New legislation was introduced and a magistrates’ commission was established to bring about a system of independence of the magistracy. But the minister of justice retained great power. The minister was empowered to hear the commission’s recommendations but could happily go his own way. By promulgating regulations he could determine the conditions of employment, including salaries of magistrates. By ministerial decision, together with a vote by simple majority of Parliament, a magistrate can be removed from office for misconduct, a term which is not defined.
A truly odd consortium of litigants came to court for an order declaring these arrangements to be in conflict with the Constitution. The little community of citizens desperately concerned with the independence of the magistracy includes a person convicted of theft of a firearm, a person charged with fraud, another charged with murder, with the Association of Regional Magistrates, which represents some 159 such officers. In essence their argument was that, while the Constitution mandated independence legally, magistrates remained under the control of the minister.
In a lengthy judgement (which, given the magnitude of the implications, is rather short in articulation of the critical principles to be applied in such a case), Judge Brian Southwood agreed with many of the contentions advanced by the applicants. He found that the minister was not bound by recommendations of the magistrates’ commission and in any event the composition of the commission was so tilted in favour of the minister that it could not be said by a reasonable person that it was independent or free from possible manipulation “at the whim of [a] particular minister”.
Judge Southwood also found that magistrates were far more vulnerable to dismissal then judges. Judges can be dismissed only for gross misconduct, magistrates for misconduct. Judges can be dismissed only after a decision of the Judicial Service Commission and by a two thirds majority of Parliament; magistrates by means of a simple majority and after a decision of the minister.
After carefully considering these arrangements, the judge found that “the conclusion is inescapable that the magistrate’s courts and the magistracy remain the personal fiefdom of the minister of justice. Magistrates are part of a system created, organised and controlled by the justice minister.” The judge went so far as to suggest that the position was no better than it had been in the pre-constitutional era.
The government has been given nine months to create a system that reflects the constitutionally entrenched position of independence. This is obviously too short a period to undertake such vast changes and in any event the Constitutional Court will have to sanction the declaration of invalidity of the various statutory provisions.
In some ways the Ministry of Justice and Constitutional Development may not be too upset at this outcome. There have been moves afoot to create a single judiciary so that magistrates can move up the ranks to become judges. All judicial officers will be part of one system, appointed in similar fashion and subject to the same conditions, even if salaries vary.
This move may now be hastened by this judgement. If so, great care will need to be taken not to weaken the high courts by ensuring that magistrates will compete against other applicants for higher judicial office on the basis of the rigorous requirements for being a high court judge rather than on an expectation that the career takes a person to such higher court.

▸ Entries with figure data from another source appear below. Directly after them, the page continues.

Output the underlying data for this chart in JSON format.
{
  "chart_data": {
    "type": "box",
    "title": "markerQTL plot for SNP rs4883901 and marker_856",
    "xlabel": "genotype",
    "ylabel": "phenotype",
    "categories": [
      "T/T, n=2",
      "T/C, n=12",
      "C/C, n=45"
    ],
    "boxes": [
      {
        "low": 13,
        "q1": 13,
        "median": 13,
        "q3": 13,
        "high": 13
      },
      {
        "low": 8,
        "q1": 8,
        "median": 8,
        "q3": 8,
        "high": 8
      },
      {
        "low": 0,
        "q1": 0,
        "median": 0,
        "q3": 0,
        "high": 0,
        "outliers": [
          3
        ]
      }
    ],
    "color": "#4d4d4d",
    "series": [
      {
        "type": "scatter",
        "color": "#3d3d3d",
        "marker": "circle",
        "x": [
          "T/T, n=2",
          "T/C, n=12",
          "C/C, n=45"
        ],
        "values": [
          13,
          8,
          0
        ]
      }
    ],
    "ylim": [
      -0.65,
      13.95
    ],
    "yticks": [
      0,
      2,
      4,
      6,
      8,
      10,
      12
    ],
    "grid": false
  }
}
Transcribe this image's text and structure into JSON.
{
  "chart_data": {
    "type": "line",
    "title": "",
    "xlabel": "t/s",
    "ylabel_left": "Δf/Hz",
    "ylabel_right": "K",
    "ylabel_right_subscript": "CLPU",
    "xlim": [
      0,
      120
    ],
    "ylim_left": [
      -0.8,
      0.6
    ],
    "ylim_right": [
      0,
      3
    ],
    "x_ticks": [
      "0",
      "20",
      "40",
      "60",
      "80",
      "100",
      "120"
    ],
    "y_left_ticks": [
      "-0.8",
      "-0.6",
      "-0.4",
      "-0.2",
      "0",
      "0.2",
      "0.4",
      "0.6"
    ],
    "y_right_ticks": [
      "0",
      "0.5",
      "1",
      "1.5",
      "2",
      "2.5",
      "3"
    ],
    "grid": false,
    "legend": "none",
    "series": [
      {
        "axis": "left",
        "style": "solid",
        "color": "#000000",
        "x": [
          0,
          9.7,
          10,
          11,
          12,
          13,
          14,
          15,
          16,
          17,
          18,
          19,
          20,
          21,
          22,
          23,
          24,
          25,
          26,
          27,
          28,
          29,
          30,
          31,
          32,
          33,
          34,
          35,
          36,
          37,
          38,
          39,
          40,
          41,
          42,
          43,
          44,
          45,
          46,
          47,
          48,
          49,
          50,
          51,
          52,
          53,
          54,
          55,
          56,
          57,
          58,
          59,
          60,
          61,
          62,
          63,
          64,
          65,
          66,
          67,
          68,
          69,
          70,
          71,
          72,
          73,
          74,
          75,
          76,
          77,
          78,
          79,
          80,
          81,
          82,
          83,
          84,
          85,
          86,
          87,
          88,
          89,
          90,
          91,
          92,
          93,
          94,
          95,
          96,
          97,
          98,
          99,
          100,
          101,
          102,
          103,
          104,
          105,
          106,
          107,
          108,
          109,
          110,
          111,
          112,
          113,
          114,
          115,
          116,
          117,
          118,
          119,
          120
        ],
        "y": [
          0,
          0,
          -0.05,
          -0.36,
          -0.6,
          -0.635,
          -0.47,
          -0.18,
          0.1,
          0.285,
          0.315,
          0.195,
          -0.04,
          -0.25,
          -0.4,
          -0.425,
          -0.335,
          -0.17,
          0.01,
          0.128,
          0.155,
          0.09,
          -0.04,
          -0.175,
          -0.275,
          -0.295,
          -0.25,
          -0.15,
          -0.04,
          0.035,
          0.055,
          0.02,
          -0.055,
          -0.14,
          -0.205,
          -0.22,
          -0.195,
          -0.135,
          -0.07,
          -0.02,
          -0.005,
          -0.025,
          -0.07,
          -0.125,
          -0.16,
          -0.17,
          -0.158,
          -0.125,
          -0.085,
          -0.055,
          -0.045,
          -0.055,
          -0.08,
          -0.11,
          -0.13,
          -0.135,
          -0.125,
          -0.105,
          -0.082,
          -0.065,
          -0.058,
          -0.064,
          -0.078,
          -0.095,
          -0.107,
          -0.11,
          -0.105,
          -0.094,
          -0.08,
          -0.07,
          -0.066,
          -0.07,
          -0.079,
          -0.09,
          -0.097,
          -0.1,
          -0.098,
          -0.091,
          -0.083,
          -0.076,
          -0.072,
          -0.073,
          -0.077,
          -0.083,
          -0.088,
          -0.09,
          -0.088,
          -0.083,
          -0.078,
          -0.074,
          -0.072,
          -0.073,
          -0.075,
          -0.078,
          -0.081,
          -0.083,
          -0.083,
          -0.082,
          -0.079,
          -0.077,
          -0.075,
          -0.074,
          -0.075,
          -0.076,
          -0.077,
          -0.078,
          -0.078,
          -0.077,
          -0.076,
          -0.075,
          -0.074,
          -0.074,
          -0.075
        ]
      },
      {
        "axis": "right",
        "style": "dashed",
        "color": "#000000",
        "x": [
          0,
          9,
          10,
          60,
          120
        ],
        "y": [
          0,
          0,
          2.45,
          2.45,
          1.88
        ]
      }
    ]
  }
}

Because the judgement decided on such a vast array of provisions, it holds implications for the present position of judges. On the logic of the judgement, the effect of the composition of the Judicial Service Commission may be problematic for independence, as may the conditions of employment of judges and the manner in which judicial salaries are determined. The odd consortium of litigants who brought this case may well have precipitated a serious re-examination of the entire judicial structure.